Il fut l'un des plus grands cinéastes contemporains. Abbas Kiarostami, 76 ans, est mort, a-t-on appris lundi soir. Le cinéaste iranien est décédé en France, où il était venu faire soigner un cancer qui avait été révélé en février dernier.
Le réalisateur avait largement marqué le septième art avec de nombreux films tels que Shirin, Close up ou encore le récent Copie conforme avec Juliette Binoche. Mais il avait surtout remporté la Palme d'or du Festival de Cannes en 1997 pour Le Goût de la cerise sur une décision du jury présidé par Isabelle Adjani. Il avait alors scandalisé les autorités iraniennes pour s'être laissé embrasser par une femme en public, Catherine Deneuve, qui lui avait remis la Palme d'or.

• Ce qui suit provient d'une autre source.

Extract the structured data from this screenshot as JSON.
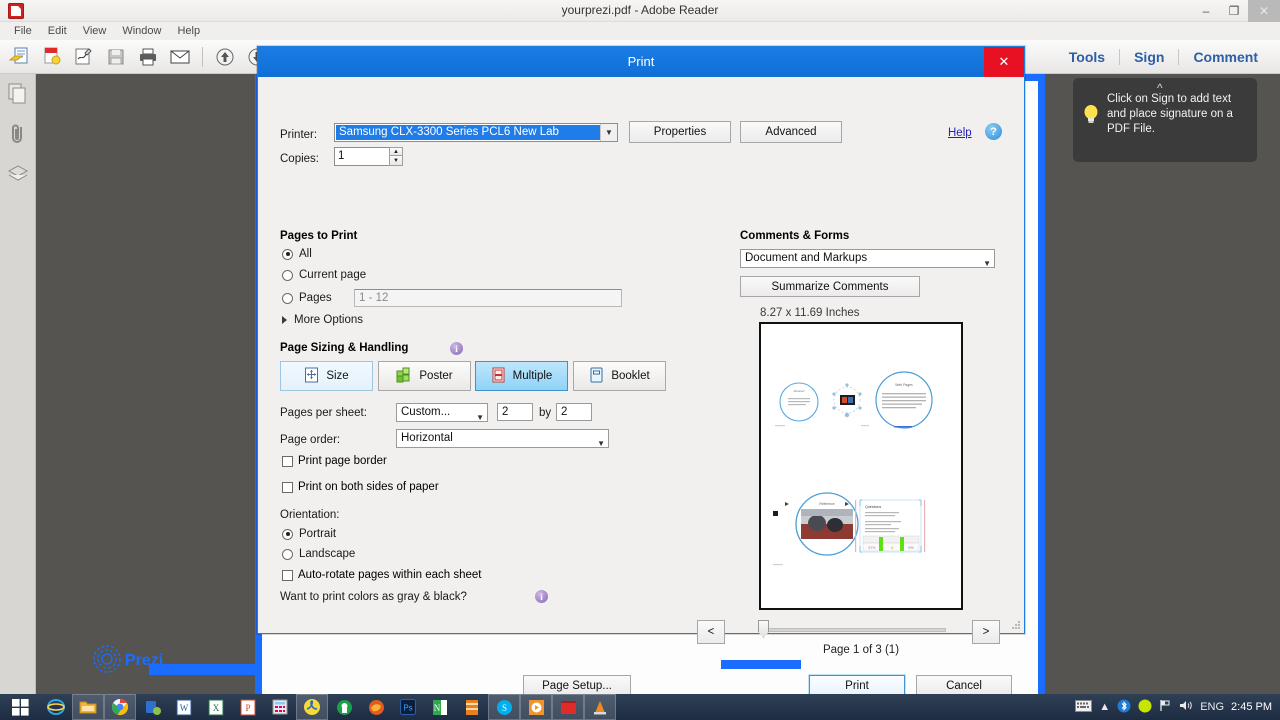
{
  "window": {
    "title": "yourprezi.pdf - Adobe Reader",
    "app_icon": "pdf-icon",
    "minimize": "–",
    "maximize": "❐",
    "close": "✕"
  },
  "menubar": {
    "items": [
      "File",
      "Edit",
      "View",
      "Window",
      "Help"
    ]
  },
  "toolbar": {
    "right_links": [
      "Tools",
      "Sign",
      "Comment"
    ],
    "icons": [
      "open-file-icon",
      "create-pdf-icon",
      "sign-document-icon",
      "save-icon",
      "print-icon",
      "email-icon",
      "previous-page-icon",
      "next-page-icon"
    ]
  },
  "left_rail": {
    "items": [
      "page-thumbnails-icon",
      "attachments-icon",
      "layers-icon"
    ]
  },
  "sign_tooltip": {
    "text": "Click on Sign to add text and place signature on a PDF File.",
    "icon": "lightbulb-icon",
    "caret": "^"
  },
  "document": {
    "watermark": "Prezi"
  },
  "print_dialog": {
    "title": "Print",
    "close_label": "✕",
    "printer": {
      "label": "Printer:",
      "value": "Samsung CLX-3300 Series PCL6 New Lab",
      "properties_label": "Properties",
      "advanced_label": "Advanced",
      "help_label": "Help",
      "help_icon": "help-circle-icon"
    },
    "copies": {
      "label": "Copies:",
      "value": "1"
    },
    "pages_to_print": {
      "heading": "Pages to Print",
      "options": [
        "All",
        "Current page",
        "Pages"
      ],
      "selected": "All",
      "pages_placeholder": "1 - 12",
      "more_options": "More Options"
    },
    "page_sizing": {
      "heading": "Page Sizing & Handling",
      "info_icon": "info-icon",
      "modes": [
        {
          "label": "Size",
          "icon": "size-icon",
          "selected": false
        },
        {
          "label": "Poster",
          "icon": "poster-icon",
          "selected": false
        },
        {
          "label": "Multiple",
          "icon": "multiple-icon",
          "selected": true
        },
        {
          "label": "Booklet",
          "icon": "booklet-icon",
          "selected": false
        }
      ],
      "pages_per_sheet_label": "Pages per sheet:",
      "pages_per_sheet_value": "Custom...",
      "cols": "2",
      "by_label": "by",
      "rows": "2",
      "page_order_label": "Page order:",
      "page_order_value": "Horizontal",
      "print_page_border": {
        "label": "Print page border",
        "checked": false
      },
      "print_both_sides": {
        "label": "Print on both sides of paper",
        "checked": false
      }
    },
    "orientation": {
      "label": "Orientation:",
      "options": [
        "Portrait",
        "Landscape"
      ],
      "selected": "Portrait",
      "auto_rotate": {
        "label": "Auto-rotate pages within each sheet",
        "checked": false
      }
    },
    "gray_black_question": "Want to print colors as gray & black?",
    "gray_black_info_icon": "info-icon",
    "page_setup_label": "Page Setup...",
    "comments_forms": {
      "heading": "Comments & Forms",
      "value": "Document and Markups",
      "summarize_label": "Summarize Comments"
    },
    "preview": {
      "dimensions": "8.27 x 11.69 Inches",
      "page_indicator": "Page 1 of 3 (1)",
      "prev_label": "<",
      "next_label": ">"
    },
    "print_label": "Print",
    "cancel_label": "Cancel"
  },
  "taskbar": {
    "start_icon": "windows-start-icon",
    "items": [
      "internet-explorer-icon",
      "file-explorer-icon",
      "google-chrome-icon",
      "bluestacks-icon",
      "word-icon",
      "excel-icon",
      "powerpoint-icon",
      "calculator-icon",
      "adobe-reader-icon",
      "fastone-icon",
      "firefox-icon",
      "photoshop-icon",
      "onenote-icon",
      "fireworks-icon",
      "skype-icon",
      "vlc-media-icon",
      "pdf-window-icon",
      "cone-icon"
    ],
    "tray": {
      "keyboard_icon": "keyboard-icon",
      "show_hidden_icon": "show-hidden-icons-icon",
      "bluetooth_icon": "bluetooth-icon",
      "antivirus_icon": "antivirus-icon",
      "flag_icon": "action-center-icon",
      "volume_icon": "volume-icon",
      "language": "ENG",
      "clock": "2:45 PM"
    }
  },
  "colors": {
    "dialog_border": "#1c7fe0",
    "title_bar": "#0f6fd6",
    "close_red": "#e81123",
    "selected_segment": "#8fd3f8",
    "link_blue": "#2b5fa8",
    "doc_bg": "#565451"
  }
}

Né à Téhéran en 1940 dans une famille modeste, devenu l'un des cinéastes les plus en vue du cinéma iranien dans les années 1960, il a remporté des prix dans les plus grands festivals mondiaux qui lui ont apporté une notoriété allant de l'Europe aux États-Unis en passant par le Japon. En 1999, avec Le vent nous emportera, sur la dignité dans le travail et l'égalité hommes-femmes, il remporte le Lion d'argent à la Mostra de Venise. Cinéaste sociologue, toujours très près de ses sujets, il disait vouloir utiliser le cinéma pour "faire naître du lien entre les gens" et a largement marqué le cinéma mondial, en plus d'avoir largement influencé celui de son pays natal – où il sera d'ailleurs enterré selon l'agence officielle iranienne IRNA. "Abbas n'est pas seulement le plus grand cinéaste iranien, le Rossellini de Téhéran, le chercheur qui trouve, c'était aussi un photographe inspiré. Il était l'art même", a déclaré l'ancien président du festival de Cannes, Gilles Jacob.

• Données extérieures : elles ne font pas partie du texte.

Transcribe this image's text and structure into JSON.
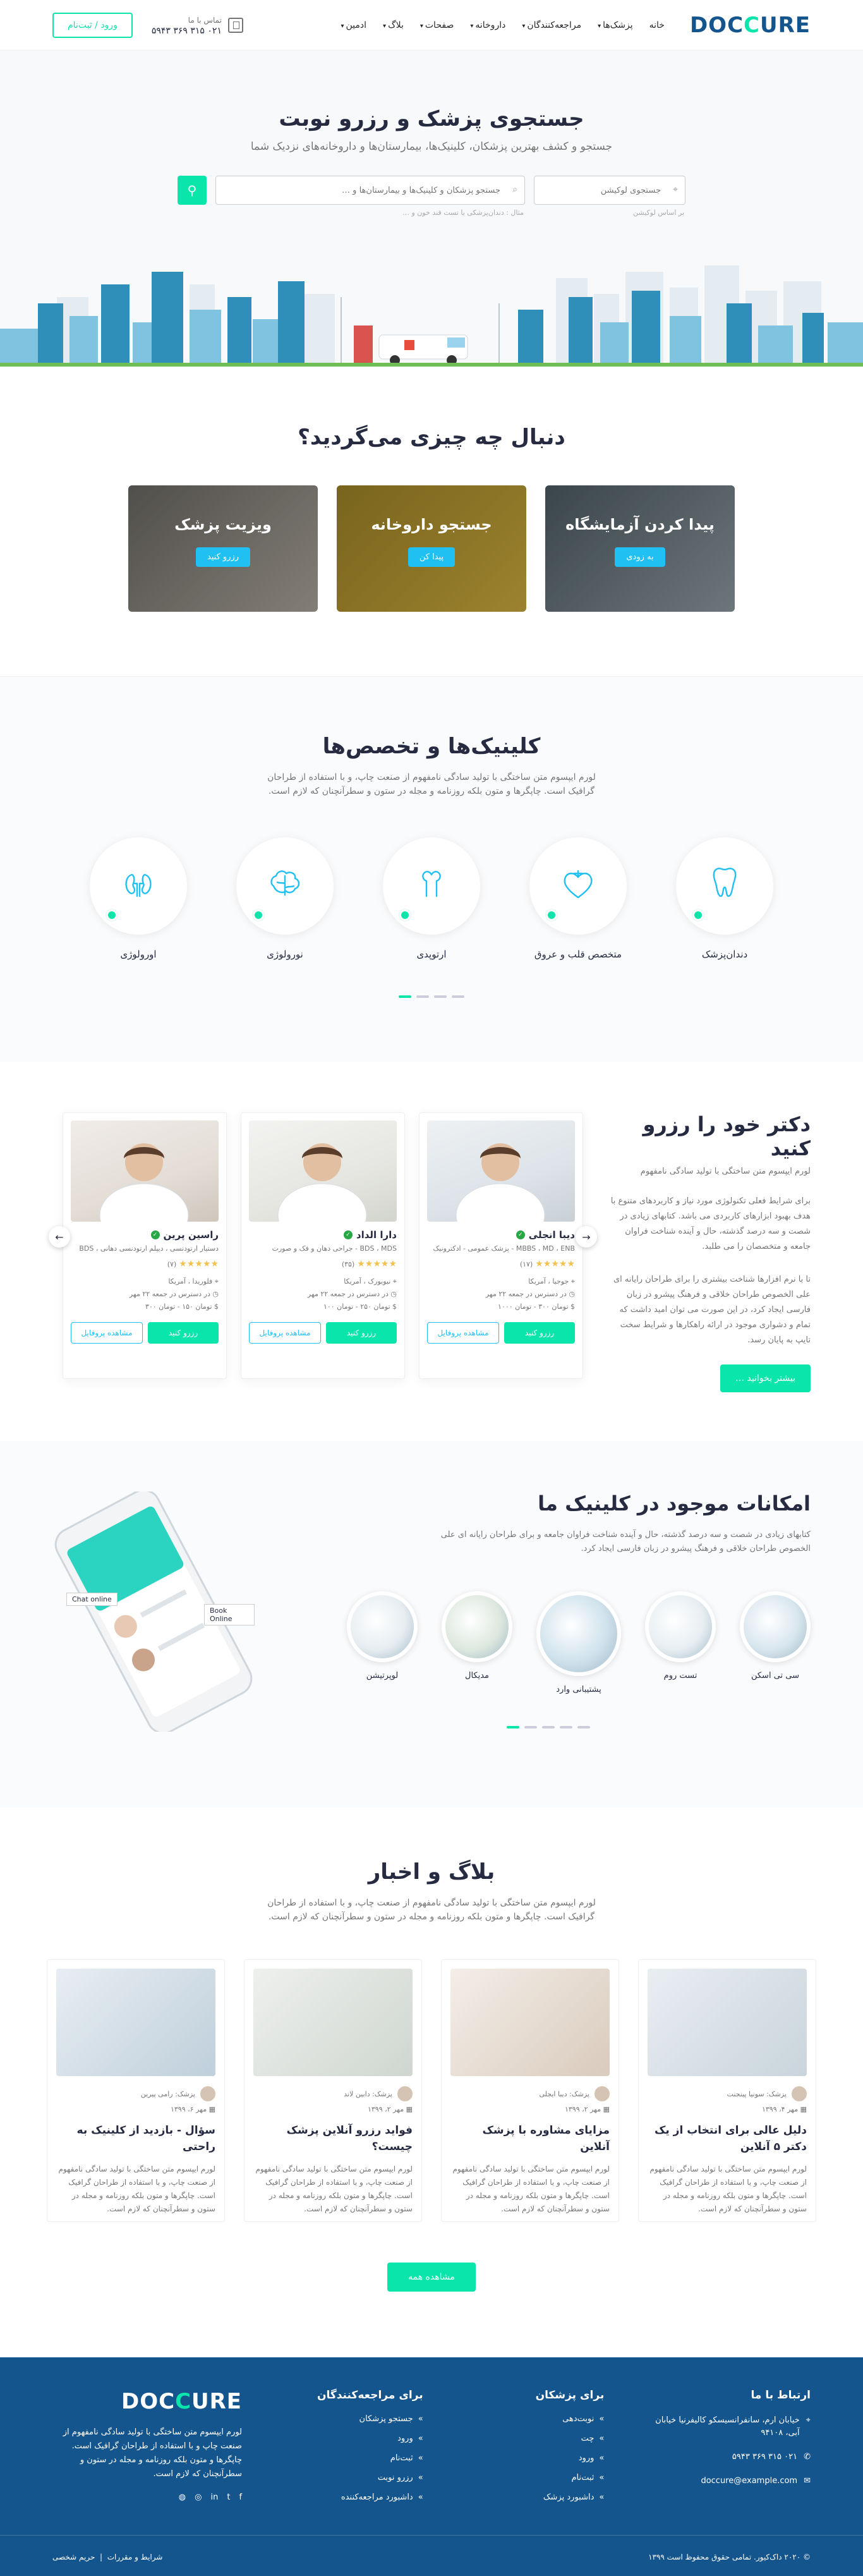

Ce n'était pas seulement un cinéaste
Un hommage qui en cachait bien d'autre. "Il fait partie de ces très rares cinéastes où il y a eu un avant et un après pour le cinéma", a estimé Frédéric Bonnaud, directeur de la Cinémathèque française, alors qu'Audrey Azoulay, ministre de la Culture, a salué "un artiste libre, épris de vérité".
Chez ses compatriotes, la tristesse est d'autant plus grande. "Sans lui, je n'aurais jamais pu faire Persepolis", a confié la dessinatrice et réalisatrice la Franco-Iranienne Marjane Satrapi, qui éprouve "une très grande tristesse". "En Europe on avait vu ses films, donc on ne voyait plus les Iraniens comme un peuple de terroristes, mais comme des êtres humains. Il a ouvert la voie à toute une génération d'artistes iraniens. Nous lui sommes tous redevables", a-t-elle dit à l'AFP. Le réalisateur Asghar Farhadi a dit au quotidien britannique The Guardian qu'il était "en état de choc". "Ce n'était pas seulement un cinéaste. C'était un mystique moderne, tant dans son oeuvre que dans sa vie privée", a confié le cinéaste récemment doublement primé à Cannes pour Le Client. "À lui seul, il a changé l'image de l'Iran", a tweeté l'actrice iranienne Golshifteh Farahani.
"Il était l'un de ces rares artistes avec une connaissance spéciale du monde, à mettre des mots sur ce que disait le grand Jean Renoir : 'La réalité est toujours magique.' Pour moi, cette déclaration résume l'extraordinaire travail de Kiarostami. (...) J'ai appris à mieux connaître Abbas ces dix-quinze dernières années. C'était un être très spécial : calme, élégant, modeste, précis et très observateur. C'était un vrai gentleman et, assurément, l'un de nos plus grands artistes", résume Martin Scorsese à The Hollywood Reporter.